People who are attracted to power and tend to abuse it have important common ground with a man who abuses women. For example, a dictatorial boss is bound to encounter some occasions when an employee finally gets fed up enough to swear at her, stomp out of the office, and quit. A manager who coerces his female subordinates into sexual contact with him may get reported for sexual harassment sooner or later. The abuser of power feels outraged when his or her victims attempt to defend themselves in these ways and considers them to be the unreasonable or aggressive ones. So it is not surprising that such a person, when looking at a woman who is complaining of abuse by a man, might have the following thoughts: “This woman is another one of those people who likes the role of victim. I know what they’re like because I have to deal with them myself: They are never grateful no matter how much you do for them; they don’t know their place; and everything turns into an accusation of mistreatment.” The abuser of power thus may personalize the woman’s resistance to oppression and feel a strong desire to retaliate on behalf of the abusive man, and in fact I have often observed this disturbing eagerness among some professionals to jump on abused women with both feet. Their statements have sometimes confirmed to me that they do indeed have the kind of thought process I have just described—coupled of course with the usual myths regarding women’s hysterical exaggerations and their provocation of men’s abuse.
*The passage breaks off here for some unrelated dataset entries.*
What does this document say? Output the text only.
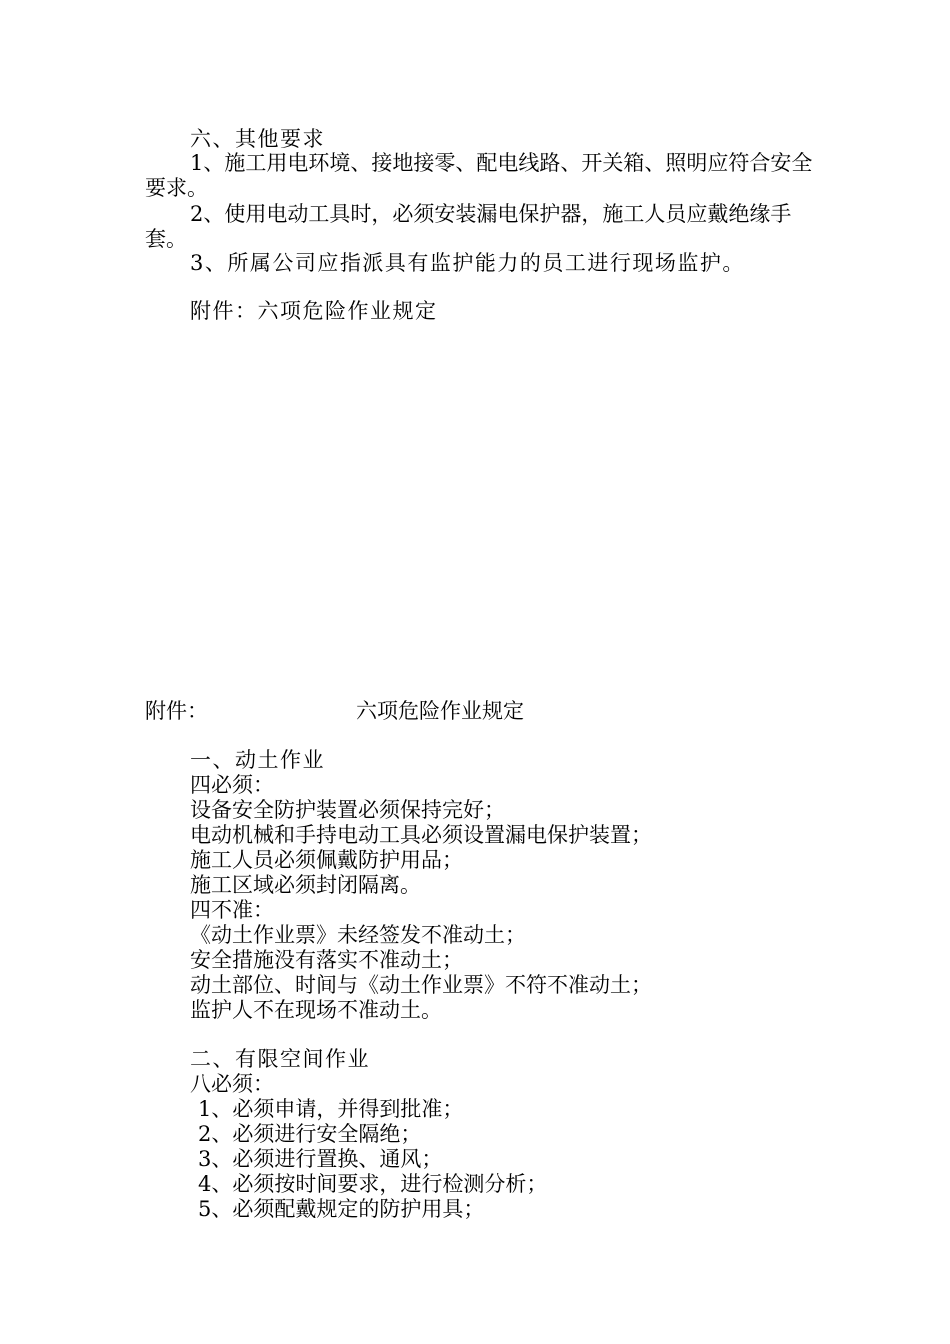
六、其他要求
1、施工用电环境、接地接零、配电线路、开关箱、照明应符合安全
要求。
2、使用电动工具时，必须安装漏电保护器，施工人员应戴绝缘手
套。
3、所属公司应指派具有监护能力的员工进行现场监护。
附件：六项危险作业规定
附件：	六项危险作业规定
一、动土作业
四必须：
设备安全防护装置必须保持完好；
电动机械和手持电动工具必须设置漏电保护装置；
施工人员必须佩戴防护用品；
施工区域必须封闭隔离。
四不准：
《动土作业票》未经签发不准动土；
安全措施没有落实不准动土；
动土部位、时间与《动土作业票》不符不准动土；
监护人不在现场不准动土。
二、有限空间作业
八必须：
1、必须申请，并得到批准；
2、必须进行安全隔绝；
3、必须进行置换、通风；
4、必须按时间要求，进行检测分析；
5、必须配戴规定的防护用具；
A professional who is drawn to abusing power seems to have particularly strong reactions if the woman challenges his or her actions in any way or attempts to explain the effects the abuser has had on her. The underlying attitude sometimes appears to be: “How
dare
you continue to attempt to think for yourself when I am here before you with my obviously superior knowledge, status, judgment, and insight?” An abused woman can walk away from an interaction with such a professional feeling like she has just been beaten up, re-creating the ugliness of the verbal or physical abuse she has suffered from her partner. A number of abused women have said to me, for example, “The police came to my house one time after he pushed me around, but they were angry and insulting to me and kind of buddied up to him, and when I complained about how they were treating me they told me if I didn’t shut up they would arrest
me.
” I have been involved in cases where some judges and custody evaluators—both male and female—go out of their way to discredit and demean women who report abuse and request protection for themselves or their children, and if the woman protests the professional response they explode into verbally abusing her or retaliating against her. In this way the mentality and tactics of certain professionals can closely parallel those of abusers, and the result is revictimization of the woman.
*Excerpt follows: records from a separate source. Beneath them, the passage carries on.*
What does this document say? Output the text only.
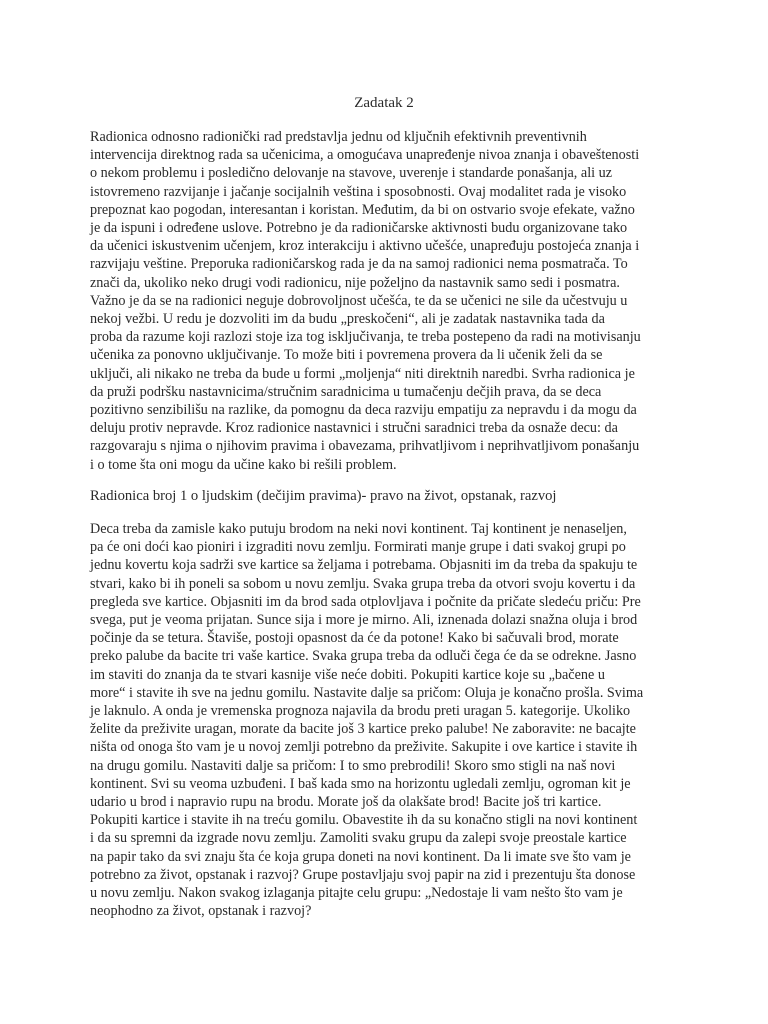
Zadatak 2

Radionica odnosno radionički rad predstavlja jednu od ključnih efektivnih preventivnih
intervencija direktnog rada sa učenicima, a omogućava unapređenje nivoa znanja i obaveštenosti
o nekom problemu i posledično delovanje na stavove, uverenje i standarde ponašanja, ali uz
istovremeno razvijanje i jačanje socijalnih veština i sposobnosti. Ovaj modalitet rada je visoko
prepoznat kao pogodan, interesantan i koristan. Međutim, da bi on ostvario svoje efekate, važno
je da ispuni i određene uslove. Potrebno je da radioničarske aktivnosti budu organizovane tako
da učenici iskustvenim učenjem, kroz interakciju i aktivno učešće, unapređuju postojeća znanja i
razvijaju veštine. Preporuka radioničarskog rada je da na samoj radionici nema posmatrača. To
znači da, ukoliko neko drugi vodi radionicu, nije poželjno da nastavnik samo sedi i posmatra.
Važno je da se na radionici neguje dobrovoljnost učešća, te da se učenici ne sile da učestvuju u
nekoj vežbi. U redu je dozvoliti im da budu „preskočeni“, ali je zadatak nastavnika tada da
proba da razume koji razlozi stoje iza tog isključivanja, te treba postepeno da radi na motivisanju
učenika za ponovno uključivanje. To može biti i povremena provera da li učenik želi da se
uključi, ali nikako ne treba da bude u formi „moljenja“ niti direktnih naredbi. Svrha radionica je
da pruži podršku nastavnicima/stručnim saradnicima u tumačenju dečjih prava, da se deca
pozitivno senzibilišu na razlike, da pomognu da deca razviju empatiju za nepravdu i da mogu da
deluju protiv nepravde. Kroz radionice nastavnici i stručni saradnici treba da osnaže decu: da
razgovaraju s njima o njihovim pravima i obavezama, prihvatljivom i neprihvatljivom ponašanju
i o tome šta oni mogu da učine kako bi rešili problem.

Radionica broj 1 o ljudskim (dečijim pravima)- pravo na život, opstanak, razvoj

Deca treba da zamisle kako putuju brodom na neki novi kontinent. Taj kontinent je nenaseljen,
pa će oni doći kao pioniri i izgraditi novu zemlju. Formirati manje grupe i dati svakoj grupi po
jednu kovertu koja sadrži sve kartice sa željama i potrebama. Objasniti im da treba da spakuju te
stvari, kako bi ih poneli sa sobom u novu zemlju. Svaka grupa treba da otvori svoju kovertu i da
pregleda sve kartice. Objasniti im da brod sada otplovljava i počnite da pričate sledeću priču: Pre
svega, put je veoma prijatan. Sunce sija i more je mirno. Ali, iznenada dolazi snažna oluja i brod
počinje da se tetura. Štaviše, postoji opasnost da će da potone! Kako bi sačuvali brod, morate
preko palube da bacite tri vaše kartice. Svaka grupa treba da odluči čega će da se odrekne. Jasno
im staviti do znanja da te stvari kasnije više neće dobiti. Pokupiti kartice koje su „bačene u
more“ i stavite ih sve na jednu gomilu. Nastavite dalje sa pričom: Oluja je konačno prošla. Svima
je laknulo. A onda je vremenska prognoza najavila da brodu preti uragan 5. kategorije. Ukoliko
želite da preživite uragan, morate da bacite još 3 kartice preko palube! Ne zaboravite: ne bacajte
ništa od onoga što vam je u novoj zemlji potrebno da preživite. Sakupite i ove kartice i stavite ih
na drugu gomilu. Nastaviti dalje sa pričom: I to smo prebrodili! Skoro smo stigli na naš novi
kontinent. Svi su veoma uzbuđeni. I baš kada smo na horizontu ugledali zemlju, ogroman kit je
udario u brod i napravio rupu na brodu. Morate još da olakšate brod! Bacite još tri kartice.
Pokupiti kartice i stavite ih na treću gomilu. Obavestite ih da su konačno stigli na novi kontinent
i da su spremni da izgrade novu zemlju. Zamoliti svaku grupu da zalepi svoje preostale kartice
na papir tako da svi znaju šta će koja grupa doneti na novi kontinent. Da li imate sve što vam je
potrebno za život, opstanak i razvoj? Grupe postavljaju svoj papir na zid i prezentuju šta donose
u novu zemlju. Nakon svakog izlaganja pitajte celu grupu: „Nedostaje li vam nešto što vam je
neophodno za život, opstanak i razvoj?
In some institutions whose own power dynamics have tended to fall badly on abused women in these ways, such as police departments, courts, and child protective services, social pressure has brought about the creation of positions for abused women’s advocates or domestic-violence specialists whose job it is to make sure that the abused woman is not revictimized by the system that should be there to protect her rights. If you are involved with one of these systems, find out whether an abuse specialist is on staff and, if so, request to bring that person into your case.